Rabbi Wagner was proud of the fact that he enabled a synagogue and a university to reach beyond their customary spiritual and academic boundaries. He liked to build bridges and engage in cross pollination.

Sometimes this caused him difficulty. One of many Denver rabbis who founded a joint conversion program, which operated in secret, 1977-1983, Rabbi Wagner was subjected to severe criticism by his Orthodox confreres for cutting out halachic requirements. Rabbi Wagner always thought big. What he had hoped would became an international model for conversion was neither adopted in Israel nor duplicated in the Diaspora; though, to be sure, the reasons for its collapse in Denver encompassed the positions of many of its participants. The program tried to square the circle; and Rabbi Wagner, pained over the growing denominational divisions in American Jewry, showed that no person, no matter how well meaning, could fight the forces of history by trying to be both Orthodox and pluralistic.

Rabbi Wagner had a tremendous capacity to delegate; to inspire committees; to get others to do the necessary work, far beyond the capacity of one person, in order to carry out his visions. This, we may say in general. We must be careful not to let generalities hide the ways in which he changed and developed.

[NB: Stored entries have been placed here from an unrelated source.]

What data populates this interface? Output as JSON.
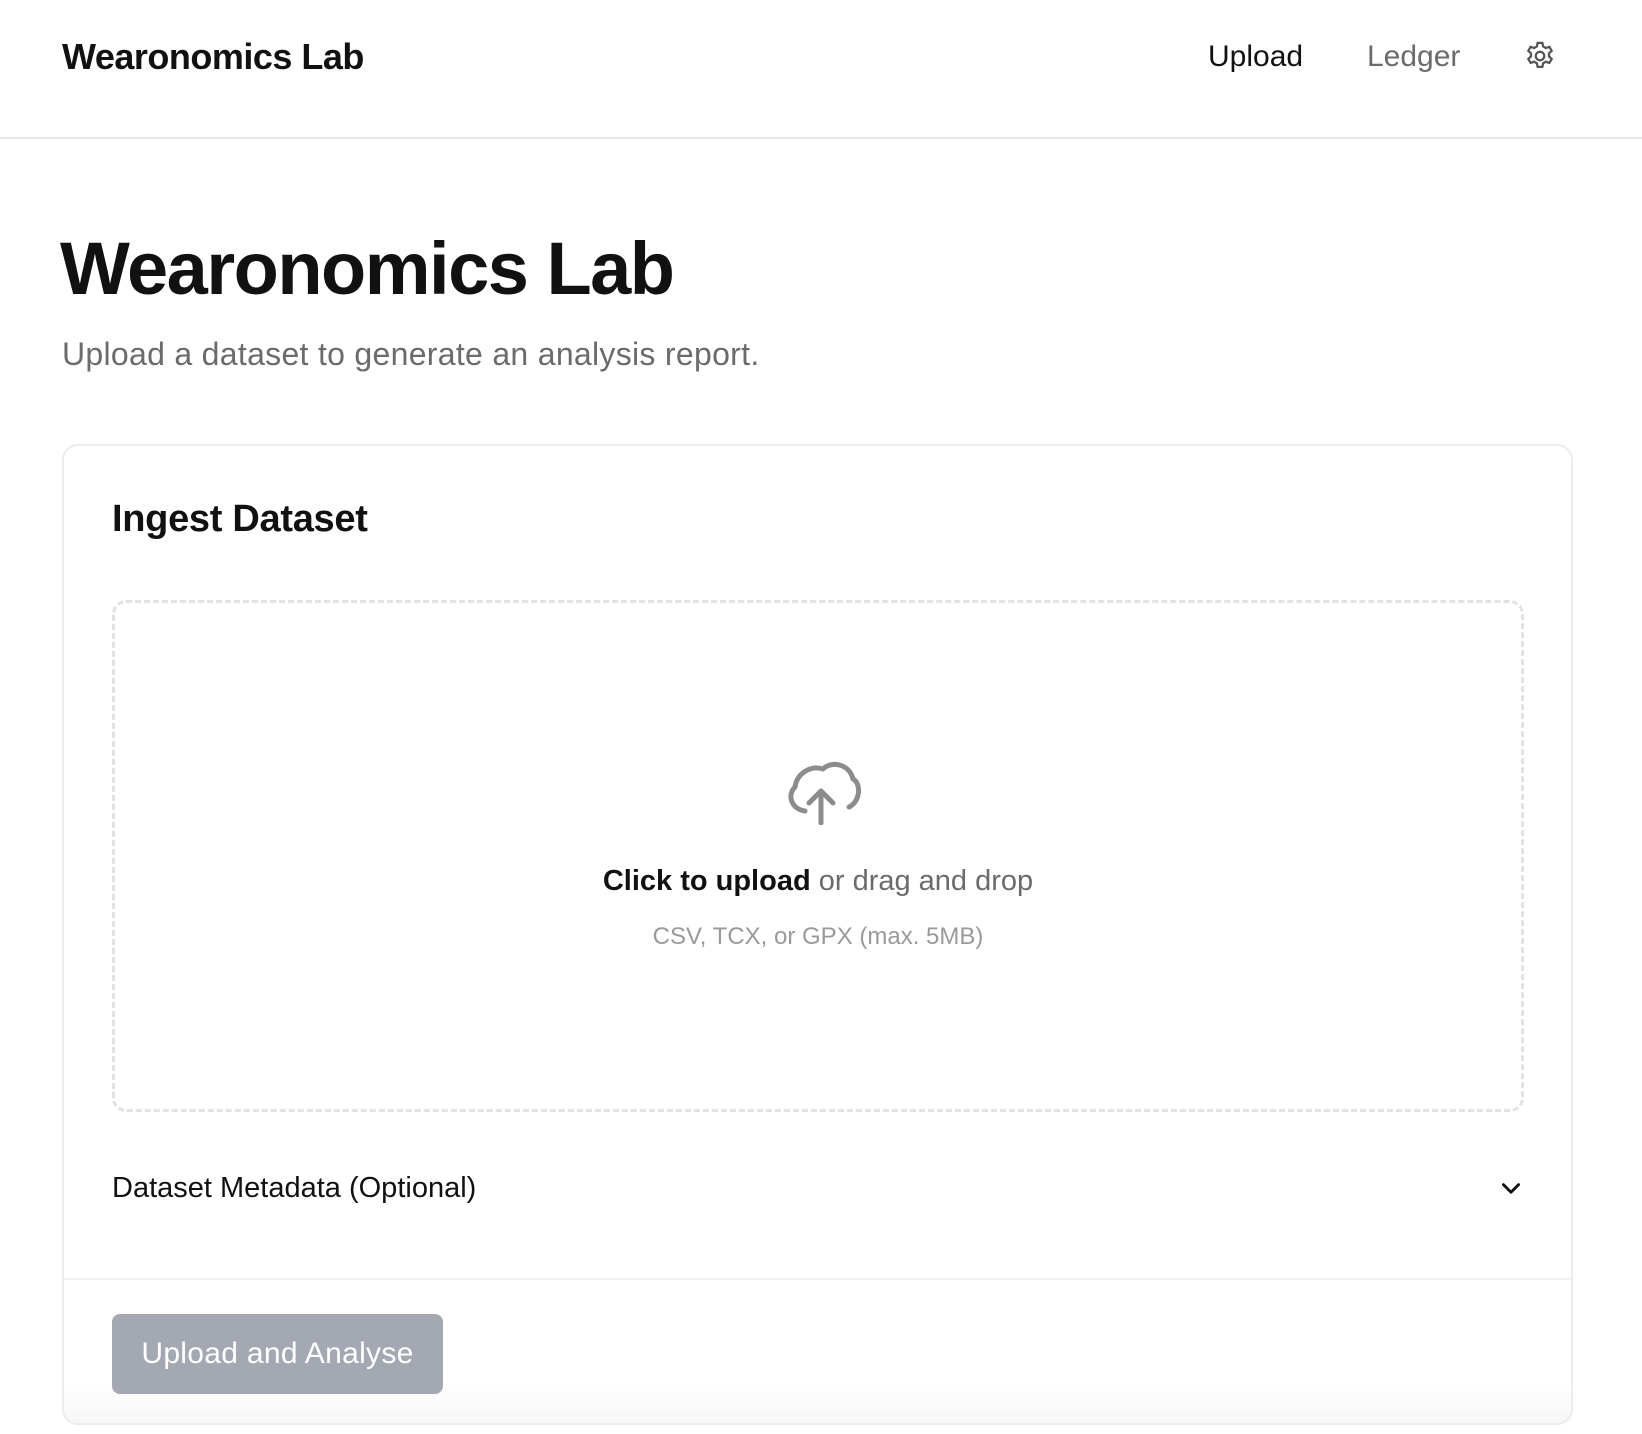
{
  "header": {
    "brand": "Wearonomics Lab",
    "nav": {
      "upload_label": "Upload",
      "ledger_label": "Ledger"
    },
    "settings_icon": "gear-icon"
  },
  "page": {
    "title": "Wearonomics Lab",
    "subtitle": "Upload a dataset to generate an analysis report."
  },
  "card": {
    "title": "Ingest Dataset",
    "dropzone": {
      "icon": "cloud-upload-icon",
      "cta_strong": "Click to upload",
      "cta_rest": " or drag and drop",
      "hint": "CSV, TCX, or GPX (max. 5MB)"
    },
    "metadata": {
      "label": "Dataset Metadata (Optional)",
      "icon": "chevron-down-icon",
      "expanded": false
    },
    "submit_label": "Upload and Analyse",
    "submit_disabled": true
  },
  "colors": {
    "text_primary": "#111111",
    "text_muted": "#6b6b6b",
    "text_faint": "#9a9a9a",
    "button_disabled_bg": "#a3a8b2",
    "border": "#e5e7eb"
  }
}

Beginning the Center for Judaic Studies strictly as an academic and a university-outreach effort, he founded the RMJHS and Beck Archives as natural extensions of this academic focus. But he saw beyond academia. He co-founded the Mizel Museum, and used it as a bridge-building effort with other faith communities. He became sensitive to the emerging voice of Holocaust survivors. He captured their newfound willingness, after decades of almost complete silence, to speak about the Holocaust. He captured it in the Holocaust Awareness Institute. Now, as most of the survivors have passed on, the burden of remembrance falls to a new generation, needing new ways to keep the vision alive.

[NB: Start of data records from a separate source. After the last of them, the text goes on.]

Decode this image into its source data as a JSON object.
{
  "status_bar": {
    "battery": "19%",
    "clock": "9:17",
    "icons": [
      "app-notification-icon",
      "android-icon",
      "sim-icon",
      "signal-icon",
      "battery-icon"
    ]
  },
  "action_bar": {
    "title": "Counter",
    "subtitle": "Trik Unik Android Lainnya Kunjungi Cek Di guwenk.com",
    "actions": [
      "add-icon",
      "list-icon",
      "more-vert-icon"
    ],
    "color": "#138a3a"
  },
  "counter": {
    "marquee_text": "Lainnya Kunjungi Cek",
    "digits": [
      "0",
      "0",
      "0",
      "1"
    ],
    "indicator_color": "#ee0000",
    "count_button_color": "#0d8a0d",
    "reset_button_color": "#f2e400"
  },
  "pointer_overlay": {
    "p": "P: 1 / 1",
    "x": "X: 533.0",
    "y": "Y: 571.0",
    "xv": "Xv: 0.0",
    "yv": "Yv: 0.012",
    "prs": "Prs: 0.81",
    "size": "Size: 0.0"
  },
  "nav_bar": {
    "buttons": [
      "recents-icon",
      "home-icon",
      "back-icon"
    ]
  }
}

Beginning his rebuilding effort at BMH as a bricks-and-mortar and membership effort, Rabbi Wagner responded to the changing circumstances in Orthodox Judaism. Ironically, when the BMH affiliated with the Orthodox Union in 1956, cutting its ties with the Conservative movement, this step was considered a coup for Orthodoxy; but by 1988, the BMH’s halachic standards were out of step with the growing consistency in American Orthodoxy. Rabbi Wagner responded to the suggestion that he institute a mechitzah minyan and NCSY chapter, though he never pushed them, as he did so much else at the synagogue, as member-building enterprises in their own right; and now, as the BMH-BJ is in a holding pattern in this regard, the burden of resolving the issue falls to a new generation.

While recalling Rabbi Wagner’s larger endeavors that changed this community, it is worth noting that he promoted many other endeavors that, for another rabbi, would be major achievements. In Rabbi Wagner’s wide harvest, they were added touches. We have in mind such things as the Irwin Vinnik Fellowship, which allows Colorado students to pursue interfaith and intercultural studies in Israel; or the flourishing BMH-BJ preschool. Not to mention the countless mourners Rabbi Wagner counseled, the many simchas he served, the daily minyanim he rarely missed, the classes he taught at DU and the sermons he delivered — always, prepared.

Rabbi Wagner did not relax in retirement. He derived great pleasure from co-translating Onkelos’ ancient, Aramaic translation of the Torah. He was able to see the completion of this effort shortly before he died. In the sense that much of his career promoted the academic study of Judaism, his retirement proved that he practiced what he preached.

Rabbi Wagner paid a price for his driving force. He aroused strong feelings, one way or the other. He was a hard-driving man, a fabulous fundraiser, by turns admired, feared or loved, generating respect, antagonism or support, even as he came to be envious of other rabbis for their pastoral skills and softer ways. Many miss Rabbi Wagner and were deeply saddened by his passing. He was one-of-a-kind, not likely to be seen again.

No one can be everything to everyone. In the areas that he chose to excel in, Rabbi Wagner, indeed, excelled, beyond the norm, probably beyond any other community rabbi in Denver in the 20th century.